Now, for a long time, Madame Petit had longed to have a night of liberty, during which she might visit the house of the said noble, where she could make as much noise as she liked, without waking the neighbours, because at the provost’s house she was afraid of being overheard, and had to content herself well with the pilferings of love, little tastes, and nibbles, daring at the most only to trot, while what she desired was a smart gallop. On the morrow, therefore, the lady’s-maid went off about midday to the young lord’s house, and told the lover—from whom she received many presents, and therefore in no way disliked him—that he might make his preparations for pleasure, and for supper, for that he might rely upon the provost’s better half being with him in the evening both hungry and thirsty.
“Good!” said he. “Tell your mistress I will not stint her in anything she desires.”
The pages of the cunning constable, who were watching the house, seeing the gallant prepare for his gallantries, and set out the flagons and the meats, went and informed their master that everything had happened as he wished.

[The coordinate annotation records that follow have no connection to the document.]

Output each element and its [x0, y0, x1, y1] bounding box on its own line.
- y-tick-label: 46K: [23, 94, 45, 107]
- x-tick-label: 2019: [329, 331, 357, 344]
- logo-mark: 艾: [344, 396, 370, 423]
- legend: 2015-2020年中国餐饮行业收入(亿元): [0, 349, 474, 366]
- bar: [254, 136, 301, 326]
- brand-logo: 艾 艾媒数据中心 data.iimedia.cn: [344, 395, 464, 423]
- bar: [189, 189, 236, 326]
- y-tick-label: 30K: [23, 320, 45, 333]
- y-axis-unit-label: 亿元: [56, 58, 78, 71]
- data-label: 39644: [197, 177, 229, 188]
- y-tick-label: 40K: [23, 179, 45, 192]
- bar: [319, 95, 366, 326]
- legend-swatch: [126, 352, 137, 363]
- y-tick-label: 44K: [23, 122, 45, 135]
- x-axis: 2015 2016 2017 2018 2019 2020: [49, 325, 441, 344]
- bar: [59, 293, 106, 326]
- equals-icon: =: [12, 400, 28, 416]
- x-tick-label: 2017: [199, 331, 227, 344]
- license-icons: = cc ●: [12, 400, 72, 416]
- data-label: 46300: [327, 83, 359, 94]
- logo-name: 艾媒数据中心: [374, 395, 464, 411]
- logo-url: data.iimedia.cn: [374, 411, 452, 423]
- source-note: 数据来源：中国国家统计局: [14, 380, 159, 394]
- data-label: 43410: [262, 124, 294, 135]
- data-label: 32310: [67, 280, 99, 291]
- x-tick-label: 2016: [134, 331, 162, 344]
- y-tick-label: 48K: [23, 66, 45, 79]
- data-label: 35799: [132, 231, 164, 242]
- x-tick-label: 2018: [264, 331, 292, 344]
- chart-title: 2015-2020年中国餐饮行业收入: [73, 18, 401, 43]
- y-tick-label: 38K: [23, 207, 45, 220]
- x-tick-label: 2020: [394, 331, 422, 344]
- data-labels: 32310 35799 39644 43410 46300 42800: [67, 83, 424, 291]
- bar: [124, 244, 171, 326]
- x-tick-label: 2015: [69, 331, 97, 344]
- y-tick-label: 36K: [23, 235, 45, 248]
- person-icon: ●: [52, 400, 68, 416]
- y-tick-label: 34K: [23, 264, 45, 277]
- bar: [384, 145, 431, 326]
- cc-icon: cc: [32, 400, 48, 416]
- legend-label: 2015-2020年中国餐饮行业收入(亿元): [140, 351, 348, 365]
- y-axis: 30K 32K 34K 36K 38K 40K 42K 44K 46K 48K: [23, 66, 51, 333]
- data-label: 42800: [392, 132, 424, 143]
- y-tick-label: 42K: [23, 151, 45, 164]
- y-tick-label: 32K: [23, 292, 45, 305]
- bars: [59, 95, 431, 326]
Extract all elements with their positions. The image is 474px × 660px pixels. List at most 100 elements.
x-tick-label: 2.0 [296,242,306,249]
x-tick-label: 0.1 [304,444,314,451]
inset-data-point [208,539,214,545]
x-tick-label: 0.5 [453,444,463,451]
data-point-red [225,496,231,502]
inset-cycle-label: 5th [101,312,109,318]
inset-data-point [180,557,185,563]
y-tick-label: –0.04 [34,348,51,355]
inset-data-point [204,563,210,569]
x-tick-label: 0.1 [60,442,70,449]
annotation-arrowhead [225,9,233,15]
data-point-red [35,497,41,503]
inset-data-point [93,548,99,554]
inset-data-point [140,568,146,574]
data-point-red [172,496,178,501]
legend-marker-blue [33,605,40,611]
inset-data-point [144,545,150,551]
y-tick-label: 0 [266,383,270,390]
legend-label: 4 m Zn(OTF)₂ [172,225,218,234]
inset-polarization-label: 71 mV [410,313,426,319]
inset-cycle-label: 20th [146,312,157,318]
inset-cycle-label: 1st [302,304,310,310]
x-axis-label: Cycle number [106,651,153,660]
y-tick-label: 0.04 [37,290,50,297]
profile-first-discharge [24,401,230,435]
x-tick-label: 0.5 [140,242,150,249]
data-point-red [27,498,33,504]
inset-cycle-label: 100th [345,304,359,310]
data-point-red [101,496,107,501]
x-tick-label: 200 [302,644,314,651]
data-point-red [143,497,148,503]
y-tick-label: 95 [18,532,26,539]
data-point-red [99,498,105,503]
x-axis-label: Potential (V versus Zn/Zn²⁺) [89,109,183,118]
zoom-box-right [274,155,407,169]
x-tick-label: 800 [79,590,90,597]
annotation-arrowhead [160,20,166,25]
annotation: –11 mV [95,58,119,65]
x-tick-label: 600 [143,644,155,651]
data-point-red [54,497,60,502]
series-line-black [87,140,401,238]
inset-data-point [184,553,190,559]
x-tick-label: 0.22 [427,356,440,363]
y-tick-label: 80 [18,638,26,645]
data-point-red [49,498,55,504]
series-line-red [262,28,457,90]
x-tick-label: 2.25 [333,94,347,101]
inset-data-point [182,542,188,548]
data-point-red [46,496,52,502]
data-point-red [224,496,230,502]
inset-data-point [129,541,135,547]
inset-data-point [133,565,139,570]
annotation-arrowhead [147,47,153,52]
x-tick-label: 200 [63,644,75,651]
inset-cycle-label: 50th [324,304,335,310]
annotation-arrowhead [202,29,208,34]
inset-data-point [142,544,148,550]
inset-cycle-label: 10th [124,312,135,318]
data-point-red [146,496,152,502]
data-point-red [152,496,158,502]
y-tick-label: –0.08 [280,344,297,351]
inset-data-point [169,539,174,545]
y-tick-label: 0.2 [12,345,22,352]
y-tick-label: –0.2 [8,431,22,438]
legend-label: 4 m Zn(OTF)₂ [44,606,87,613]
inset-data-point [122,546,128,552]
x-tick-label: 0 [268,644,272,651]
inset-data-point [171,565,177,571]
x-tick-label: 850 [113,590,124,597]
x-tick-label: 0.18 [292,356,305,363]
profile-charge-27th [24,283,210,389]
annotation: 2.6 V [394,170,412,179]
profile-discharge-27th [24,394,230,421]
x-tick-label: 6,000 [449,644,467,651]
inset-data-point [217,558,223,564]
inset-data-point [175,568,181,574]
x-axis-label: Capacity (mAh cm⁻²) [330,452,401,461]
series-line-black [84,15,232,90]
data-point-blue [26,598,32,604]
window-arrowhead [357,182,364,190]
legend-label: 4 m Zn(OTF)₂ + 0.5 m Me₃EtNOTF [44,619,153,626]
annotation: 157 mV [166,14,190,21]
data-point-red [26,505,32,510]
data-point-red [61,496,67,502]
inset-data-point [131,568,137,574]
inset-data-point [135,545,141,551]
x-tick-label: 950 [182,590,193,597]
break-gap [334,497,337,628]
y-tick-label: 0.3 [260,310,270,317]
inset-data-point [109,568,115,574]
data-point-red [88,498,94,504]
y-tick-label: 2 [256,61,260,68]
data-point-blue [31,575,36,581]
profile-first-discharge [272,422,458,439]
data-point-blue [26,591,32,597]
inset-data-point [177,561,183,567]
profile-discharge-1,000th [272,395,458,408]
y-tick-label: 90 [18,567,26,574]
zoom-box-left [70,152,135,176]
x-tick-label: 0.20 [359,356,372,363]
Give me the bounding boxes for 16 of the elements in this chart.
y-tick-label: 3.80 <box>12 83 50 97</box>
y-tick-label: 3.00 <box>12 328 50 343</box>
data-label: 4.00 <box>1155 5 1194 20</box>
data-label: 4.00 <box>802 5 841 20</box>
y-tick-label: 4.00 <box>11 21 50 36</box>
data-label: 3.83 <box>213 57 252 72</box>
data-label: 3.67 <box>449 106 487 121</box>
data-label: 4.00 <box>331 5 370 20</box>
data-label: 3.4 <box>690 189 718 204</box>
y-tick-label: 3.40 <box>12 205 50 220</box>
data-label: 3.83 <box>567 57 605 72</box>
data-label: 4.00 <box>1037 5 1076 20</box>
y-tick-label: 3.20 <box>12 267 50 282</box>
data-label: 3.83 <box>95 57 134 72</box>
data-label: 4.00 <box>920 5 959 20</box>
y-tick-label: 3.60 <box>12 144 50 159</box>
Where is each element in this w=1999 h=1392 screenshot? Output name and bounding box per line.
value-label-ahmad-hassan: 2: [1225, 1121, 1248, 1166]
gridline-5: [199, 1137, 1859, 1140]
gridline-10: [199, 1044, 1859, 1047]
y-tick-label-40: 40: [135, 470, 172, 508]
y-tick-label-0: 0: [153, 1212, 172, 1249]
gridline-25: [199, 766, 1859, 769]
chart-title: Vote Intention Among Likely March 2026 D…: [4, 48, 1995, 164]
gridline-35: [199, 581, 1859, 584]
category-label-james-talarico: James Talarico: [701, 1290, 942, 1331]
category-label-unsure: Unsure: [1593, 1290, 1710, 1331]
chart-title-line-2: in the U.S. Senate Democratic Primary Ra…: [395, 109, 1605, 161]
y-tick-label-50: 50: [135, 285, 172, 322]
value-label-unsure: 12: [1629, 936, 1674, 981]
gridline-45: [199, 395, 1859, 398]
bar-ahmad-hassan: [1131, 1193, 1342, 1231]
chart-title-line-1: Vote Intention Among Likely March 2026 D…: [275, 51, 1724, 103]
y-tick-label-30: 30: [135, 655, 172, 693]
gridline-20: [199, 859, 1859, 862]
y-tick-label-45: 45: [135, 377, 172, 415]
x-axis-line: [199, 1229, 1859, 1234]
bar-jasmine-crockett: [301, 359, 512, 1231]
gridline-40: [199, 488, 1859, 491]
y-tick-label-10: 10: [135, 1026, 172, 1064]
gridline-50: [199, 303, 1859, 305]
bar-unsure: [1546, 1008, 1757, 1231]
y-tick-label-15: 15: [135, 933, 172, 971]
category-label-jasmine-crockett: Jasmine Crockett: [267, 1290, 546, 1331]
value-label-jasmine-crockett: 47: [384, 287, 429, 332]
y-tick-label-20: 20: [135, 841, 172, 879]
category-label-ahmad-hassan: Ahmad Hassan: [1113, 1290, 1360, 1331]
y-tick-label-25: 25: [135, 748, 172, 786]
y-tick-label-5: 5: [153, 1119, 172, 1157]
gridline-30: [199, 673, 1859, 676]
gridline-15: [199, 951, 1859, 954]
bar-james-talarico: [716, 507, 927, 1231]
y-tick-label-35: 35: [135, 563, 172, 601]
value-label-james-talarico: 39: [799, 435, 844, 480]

Hearing this, the good constable rubbed his hands thinking how nicely the provost would catch the pair. He instantly sent word to him, that by the king’s express commands he was to return to town, in order that he might seize at the said lord’s house an English nobleman, with whom he was vehemently suspected to be arranging a plot of diabolical darkness. But before he put this order into execution, he was to come to the king’s hotel, in order that he might understand the courtesy to be exercised in this case. The provost, joyous at the chance of speaking to the king, used such diligence that he was in town just at that time when the two lovers were singing the first note of their evening hymn. The lord of cuckoldom and its surrounding lands, who is a strange lord, managed things so well, that madame was only conversing with her lord lover at the time that her lord spouse was talking to the constable and the king; at which he was pleased, and so was his wife—a case of concord rare in matrimony.
“I was saying to monseigneur,” said the constable to the provost, as he entered the king’s apartment, “that every man in the kingdom has a right to kill his wife and her lover if he finds them in an act of infidelity. But his majesty, who is clement, argues that he has only a right to kill the man, and not the woman. Now what would you do, Mr. Provost, if by chance you found a gentleman taking a stroll in that fair meadow of which laws, human and divine, enjoin you alone to cultivate the verdure?”
“I would kill everything,” said the provost; “I would scrunch the five hundred thousand devils of nature, flower and seed, and send them flying, the pips and apples, the grass and the meadow, the woman and the man.”
“You would be in the wrong,” said the king. “That is contrary to the laws of the Church and of the State; of the State, because you might deprive me of a subject; of the Church, because you would be sending an innocent to limbo unshriven.”